Totally ludicrous of course, but no different from the apologetic approach you've critiqued on your blog. That said, at least some of them seem to be aware TAG doesn't make the grade, eg here:

http://triablogue.blogspot.com/2006/10/coming-out-of-closet.html

and here

http://triablogue.blogspot.com/2007/04/more-on-tag-and-certainity_05.html

where Paul Manata admits:

---I might as well say it now, I've rejected the strong modal version of TAG for some time now (or, at least admitted that the case has not been made).---

---"I actually find zero psychological or emotional problems admitting this. Ultimately, at the end of the day, I trust in the word of Christ. The mere logically [sic] possibility that another worldview also can provide for preconditions of knowledge does not bother me. I don't see anywhere where God promises that I'll have this kind of certainty. I am called to trust in His word. I don't question it."---


Give that Greg Bahnsen managed to get a PhD in philosophy from USC, which is a pretty decent university, you have to assume he'd be aware all he was doing was peddling arguments from ignorance coupled to grandiose but baseless assertions. Like most nonsense that comes with religion, it does seem to have been fairly effective at convincing quite a lot of people for some reason though.

Bahnsen Burner said...

Hello Dr. F,

Thanks for your comment. You make some really great points, with quotes from Paul Manata too! Very nice.

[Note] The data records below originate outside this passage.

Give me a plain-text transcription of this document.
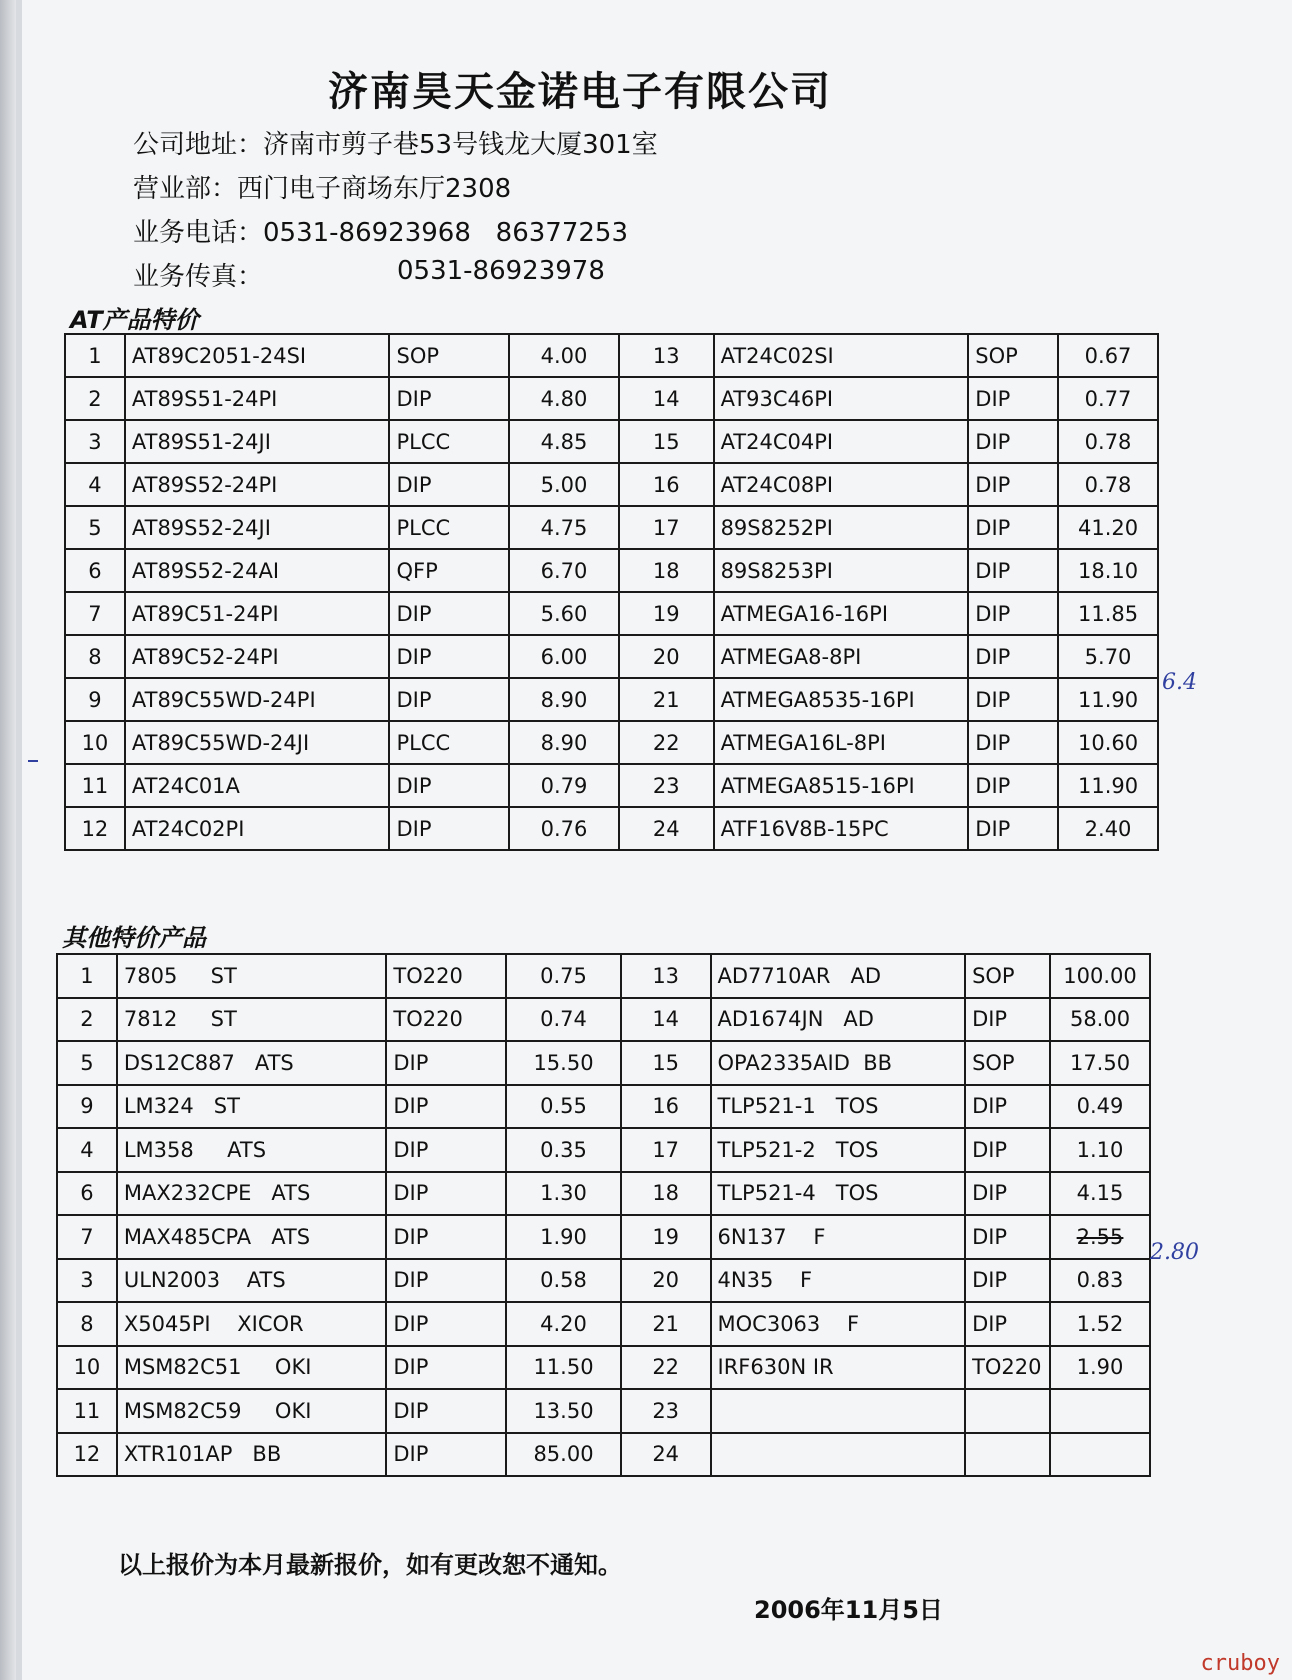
济南昊天金诺电子有限公司
公司地址：济南市剪子巷53号钱龙大厦301室
营业部：西门电子商场东厅2308
业务电话：0531-86923968   86377253
业务传真：	0531-86923978
AT产品特价
1	AT89C2051-24SI	SOP	4.00	13	AT24C02SI	SOP	0.67
2	AT89S51-24PI	DIP	4.80	14	AT93C46PI	DIP	0.77
3	AT89S51-24JI	PLCC	4.85	15	AT24C04PI	DIP	0.78
4	AT89S52-24PI	DIP	5.00	16	AT24C08PI	DIP	0.78
5	AT89S52-24JI	PLCC	4.75	17	89S8252PI	DIP	41.20
6	AT89S52-24AI	QFP	6.70	18	89S8253PI	DIP	18.10
7	AT89C51-24PI	DIP	5.60	19	ATMEGA16-16PI	DIP	11.85
8	AT89C52-24PI	DIP	6.00	20	ATMEGA8-8PI	DIP	5.70
9	AT89C55WD-24PI	DIP	8.90	21	ATMEGA8535-16PI	DIP	11.90
10	AT89C55WD-24JI	PLCC	8.90	22	ATMEGA16L-8PI	DIP	10.60
11	AT24C01A	DIP	0.79	23	ATMEGA8515-16PI	DIP	11.90
12	AT24C02PI	DIP	0.76	24	ATF16V8B-15PC	DIP	2.40
6.4
其他特价产品
1	7805     ST	TO220	0.75	13	AD7710AR   AD	SOP	100.00
2	7812     ST	TO220	0.74	14	AD1674JN   AD	DIP	58.00
5	DS12C887   ATS	DIP	15.50	15	OPA2335AID  BB	SOP	17.50
9	LM324   ST	DIP	0.55	16	TLP521-1   TOS	DIP	0.49
4	LM358     ATS	DIP	0.35	17	TLP521-2   TOS	DIP	1.10
6	MAX232CPE   ATS	DIP	1.30	18	TLP521-4   TOS	DIP	4.15
7	MAX485CPA   ATS	DIP	1.90	19	6N137    F	DIP	2.55
3	ULN2003    ATS	DIP	0.58	20	4N35    F	DIP	0.83
8	X5045PI    XICOR	DIP	4.20	21	MOC3063    F	DIP	1.52
10	MSM82C51     OKI	DIP	11.50	22	IRF630N IR	TO220	1.90
11	MSM82C59     OKI	DIP	13.50	23			
12	XTR101AP   BB	DIP	85.00	24			
2.80
以上报价为本月最新报价，如有更改恕不通知。
2006年11月5日
cruboy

Yes, it seems that the basic presuppositional method a la "the impossibility of the contrary" could be used to defend any whacky idea, as the two examples you cite from Stephen Law demonstrate. It's bewildering when presuppositionalists don't recognize this. But they try to come up with all kinds of distinctions and nuances to dismiss rival positions and make theirs prevail.

As for Manata, it is interesting how he drifted away from presuppositionalism. When I first encountered Manata on the All-Bahnsen forum back in 2004, he was gung-ho presuppositionalist, and characteristically thick-headed about it. So it would be interesting to know what specifically caused him to reconsider his views on it. I remember reading at least one of the quotes you cited here some time ago, but I don't recall what else he might have said on the matter.

In the case of Bahnsen, he did have academic credentials as you point out, but degrees and certificates do not guarantee the quality of one's reasoning. I'd think that with all this education Bahnsen would see through a lot of the smoke and mirrors of presuppositionalism. But we have to keep in mind an important fact: he was not working from a rational philosophy to begin with, which is why you can have all 10 doctorates in various fields, and still embrace intellectually bankrupt positions.

I know that with Van Til, he tells us straight out in his Why I Believe in God, that he was raised in the Christian tradition from his earliest years, and the educational institutions of his day reinforced this to a large degree. By the time he got to Princeton, he was already waist-deep in the idealist tradition, which only sealed his fate as a mystic.

Bahnsen's son David reports that his father, Greg, was attending an orthodox Presbyterian church since he was in the fourth grade (a perilously vulnerable period in one's development), and "had the rare blessing to spend his entire time as a believer in the Reformed faith" ("The Life of Dr. Greg L. Bahnsen," The Standard Bearer, p. 10).

The indoctrination took root at an early age with these folks. That got the ball rolling, and no doubt cultivated in their minds the rationalizing habits that a believer needs to practice in order to remain in "the faith."